Water may be given largely whenever we wish to increase the amount of any of the fluid secretions; as the urine, to render less likely the deposition of gravel; or the perspiration, when it is desirable to promote it in fevers or other disorders.
Albuminous food is always necessary in health, and is contained not only in the flesh of animals, but in vegetable substances in their natural condition. It is recommended to restrict it in the management of gouty or plethoric patients. On the other hand, animal is more easily digested than vegetable food in many cases of dyspepsia.
In Diabetes mellitus, when a large quantity of sugar is excreted in the urine, it is a common practice to confine the patient to a diet of meat and gluten bread. This latter is a tough horny material, prepared from flour from which the starch has been separated by washing. It is thought that if no starch be given, no sugar can be formed; but it is found that, though both the amount of urine and the quantity of sugar in it are diminished by this plan, yet the latter does not wholly disappear. This may be easily accounted for, if we admit that sugar may be formed from albumen. Water should be given sparingly in this disease; for the more a patient drinks, the more urine he passes, and all of the same high specific gravity.
Fat may be given in Diabetes, for it is not proved that it can be converted into sugar; but as the contrary seems to be the case with albumen, and it being impossible to withhold this, the cure of the patient by mere dieting may be considered almost hopeless.
We have seen that Starchy and saccharine matters form an important element of the food; and that, by combining in the blood with the Oxygen absorbed in the respiratory process, they are of use in maintaining the heat of the body. In some constitutions there is a peculiar tendency to an abnormal oxidation of these materials into Oxalic acid. It appears likely that Cane-sugar is more liable to this change than Grape-sugar, although it may occur with the latter. Thus the patient is sometimes benefited by an injunction to abstain entirely from this article of food.
Fatty matters need not be given where there is organic disease of the Pancreas; as in that case they are not rightly digested. This is a rare case. They are sometimes repugnant to the stomach, from other causes.

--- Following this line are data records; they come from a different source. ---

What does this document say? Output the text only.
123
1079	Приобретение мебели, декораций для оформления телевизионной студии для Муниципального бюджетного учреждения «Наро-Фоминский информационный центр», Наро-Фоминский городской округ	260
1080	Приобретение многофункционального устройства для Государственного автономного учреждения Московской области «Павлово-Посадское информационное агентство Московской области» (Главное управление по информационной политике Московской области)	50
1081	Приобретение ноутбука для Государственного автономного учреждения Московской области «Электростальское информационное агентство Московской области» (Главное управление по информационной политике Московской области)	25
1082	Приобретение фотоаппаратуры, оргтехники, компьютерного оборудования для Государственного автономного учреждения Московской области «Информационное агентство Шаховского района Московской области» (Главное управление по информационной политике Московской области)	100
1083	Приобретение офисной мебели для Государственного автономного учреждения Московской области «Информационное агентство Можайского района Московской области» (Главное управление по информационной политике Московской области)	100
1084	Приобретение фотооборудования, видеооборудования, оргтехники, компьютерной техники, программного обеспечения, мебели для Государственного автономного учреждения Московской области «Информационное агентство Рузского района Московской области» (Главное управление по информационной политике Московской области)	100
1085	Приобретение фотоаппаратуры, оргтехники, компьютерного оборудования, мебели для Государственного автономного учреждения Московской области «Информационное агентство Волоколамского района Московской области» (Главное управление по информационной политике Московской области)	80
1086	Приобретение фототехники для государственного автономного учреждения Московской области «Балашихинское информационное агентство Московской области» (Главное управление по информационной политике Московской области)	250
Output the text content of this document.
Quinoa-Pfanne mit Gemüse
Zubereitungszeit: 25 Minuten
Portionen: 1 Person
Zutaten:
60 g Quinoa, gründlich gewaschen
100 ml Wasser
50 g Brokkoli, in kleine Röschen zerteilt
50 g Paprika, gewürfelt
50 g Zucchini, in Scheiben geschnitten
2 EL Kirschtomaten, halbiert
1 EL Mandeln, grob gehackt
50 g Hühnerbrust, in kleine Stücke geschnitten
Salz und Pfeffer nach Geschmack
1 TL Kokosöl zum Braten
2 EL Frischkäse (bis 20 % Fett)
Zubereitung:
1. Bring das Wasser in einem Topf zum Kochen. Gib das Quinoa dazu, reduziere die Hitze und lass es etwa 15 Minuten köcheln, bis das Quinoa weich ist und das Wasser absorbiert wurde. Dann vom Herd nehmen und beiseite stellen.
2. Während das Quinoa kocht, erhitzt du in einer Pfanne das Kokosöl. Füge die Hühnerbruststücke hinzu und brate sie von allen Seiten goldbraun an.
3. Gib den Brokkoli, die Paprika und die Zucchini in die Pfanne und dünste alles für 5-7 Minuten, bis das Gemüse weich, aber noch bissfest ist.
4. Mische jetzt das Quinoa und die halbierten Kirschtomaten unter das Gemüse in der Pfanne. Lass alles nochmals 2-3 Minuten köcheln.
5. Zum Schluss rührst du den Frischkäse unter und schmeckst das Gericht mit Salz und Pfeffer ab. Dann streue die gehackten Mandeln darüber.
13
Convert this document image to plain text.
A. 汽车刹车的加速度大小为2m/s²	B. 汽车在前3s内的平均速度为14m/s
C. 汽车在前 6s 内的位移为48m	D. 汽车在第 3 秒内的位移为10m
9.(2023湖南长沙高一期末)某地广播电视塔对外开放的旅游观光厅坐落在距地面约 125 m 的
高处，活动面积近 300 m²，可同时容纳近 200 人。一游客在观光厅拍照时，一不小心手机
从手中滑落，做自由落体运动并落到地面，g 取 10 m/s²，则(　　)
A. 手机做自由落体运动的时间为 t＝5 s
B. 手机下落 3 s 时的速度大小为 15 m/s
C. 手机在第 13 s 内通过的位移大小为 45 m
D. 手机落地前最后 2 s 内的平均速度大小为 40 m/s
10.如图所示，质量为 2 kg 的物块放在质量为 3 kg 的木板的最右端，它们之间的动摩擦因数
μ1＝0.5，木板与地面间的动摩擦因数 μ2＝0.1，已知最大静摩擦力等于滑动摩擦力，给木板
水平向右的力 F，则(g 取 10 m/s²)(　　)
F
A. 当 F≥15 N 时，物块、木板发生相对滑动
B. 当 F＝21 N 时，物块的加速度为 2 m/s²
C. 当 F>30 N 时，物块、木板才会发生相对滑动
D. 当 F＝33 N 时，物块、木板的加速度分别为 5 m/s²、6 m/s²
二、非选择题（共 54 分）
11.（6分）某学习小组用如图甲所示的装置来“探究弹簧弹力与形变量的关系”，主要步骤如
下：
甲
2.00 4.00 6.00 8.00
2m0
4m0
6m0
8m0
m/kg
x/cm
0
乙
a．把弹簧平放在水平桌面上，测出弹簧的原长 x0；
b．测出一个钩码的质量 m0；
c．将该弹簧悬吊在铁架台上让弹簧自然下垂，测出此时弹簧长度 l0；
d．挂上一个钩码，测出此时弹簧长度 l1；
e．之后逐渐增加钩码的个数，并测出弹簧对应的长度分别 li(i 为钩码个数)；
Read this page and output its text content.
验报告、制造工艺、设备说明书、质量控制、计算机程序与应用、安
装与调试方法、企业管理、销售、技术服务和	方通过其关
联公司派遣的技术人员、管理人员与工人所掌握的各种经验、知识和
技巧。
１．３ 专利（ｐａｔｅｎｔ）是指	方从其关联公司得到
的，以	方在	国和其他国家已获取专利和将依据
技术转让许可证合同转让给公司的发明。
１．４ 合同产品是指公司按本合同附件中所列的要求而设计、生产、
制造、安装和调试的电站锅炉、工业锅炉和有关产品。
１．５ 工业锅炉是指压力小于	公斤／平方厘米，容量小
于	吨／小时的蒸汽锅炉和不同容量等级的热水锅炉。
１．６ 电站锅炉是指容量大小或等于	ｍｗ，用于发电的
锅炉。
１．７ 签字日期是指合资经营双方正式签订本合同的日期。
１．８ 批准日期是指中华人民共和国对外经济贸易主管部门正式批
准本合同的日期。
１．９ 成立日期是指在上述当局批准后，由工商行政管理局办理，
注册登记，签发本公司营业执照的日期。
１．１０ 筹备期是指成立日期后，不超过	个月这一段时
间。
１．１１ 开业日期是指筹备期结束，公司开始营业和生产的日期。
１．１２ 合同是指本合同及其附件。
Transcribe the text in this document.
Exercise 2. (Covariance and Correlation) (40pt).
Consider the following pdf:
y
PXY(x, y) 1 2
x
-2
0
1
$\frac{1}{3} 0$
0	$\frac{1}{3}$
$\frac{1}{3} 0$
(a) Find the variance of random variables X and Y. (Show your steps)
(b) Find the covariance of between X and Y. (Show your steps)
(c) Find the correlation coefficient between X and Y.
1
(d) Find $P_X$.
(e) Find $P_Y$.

The application of oily substances to the cure of Phthisis is a matter of considerable importance. Of late years Cod-liver oil has been used with more success than any other medicine, both as a prophylactic, and as a curative agent in this disease. When this remedy is considered separately in Chap. IV., mention will be made of several theories which have been propounded to account for its mode of operation. Liebig's idea that there is in Phthisis an excess of Oxygen in the system, would, if sufficiently supported, serve to explain its action when considered simply as oil. This Oxygen would consume the Carbon and Hydrogen in the food, and prevent the accumulation of fat. (Liebig's Animal Chemistry, part i. p. 126.) A supply of oil might then serve to restore this fat, and afford a sufficient pabulum to the devouring element.
Thus an attention to diet is of great importance in the cure and alleviation of different diseases; for by this means we are enabled, within a certain limit, to regulate and control the composition of the blood, and through it the nutrition of the body.
Thus are Aliments essentially Restorative, forming and supplying the blood, and from it the several tissues, which are destined to work and to endure, until, like all organic creations, their turn is come to die. Then only are they excreted, and in a different form from that in which they entered; at that time, developing into tissues of high organization, they now decompose and retrograde into simpler bodies; at first fitted for life, they are now shaping for destruction. The disease which collectively they are intended to cure is Hunger; which is in fact a call from the blood for the renovation of its failing constituents, a demand for fresh supply from the body, which, because always changing, is always requiring nutriment.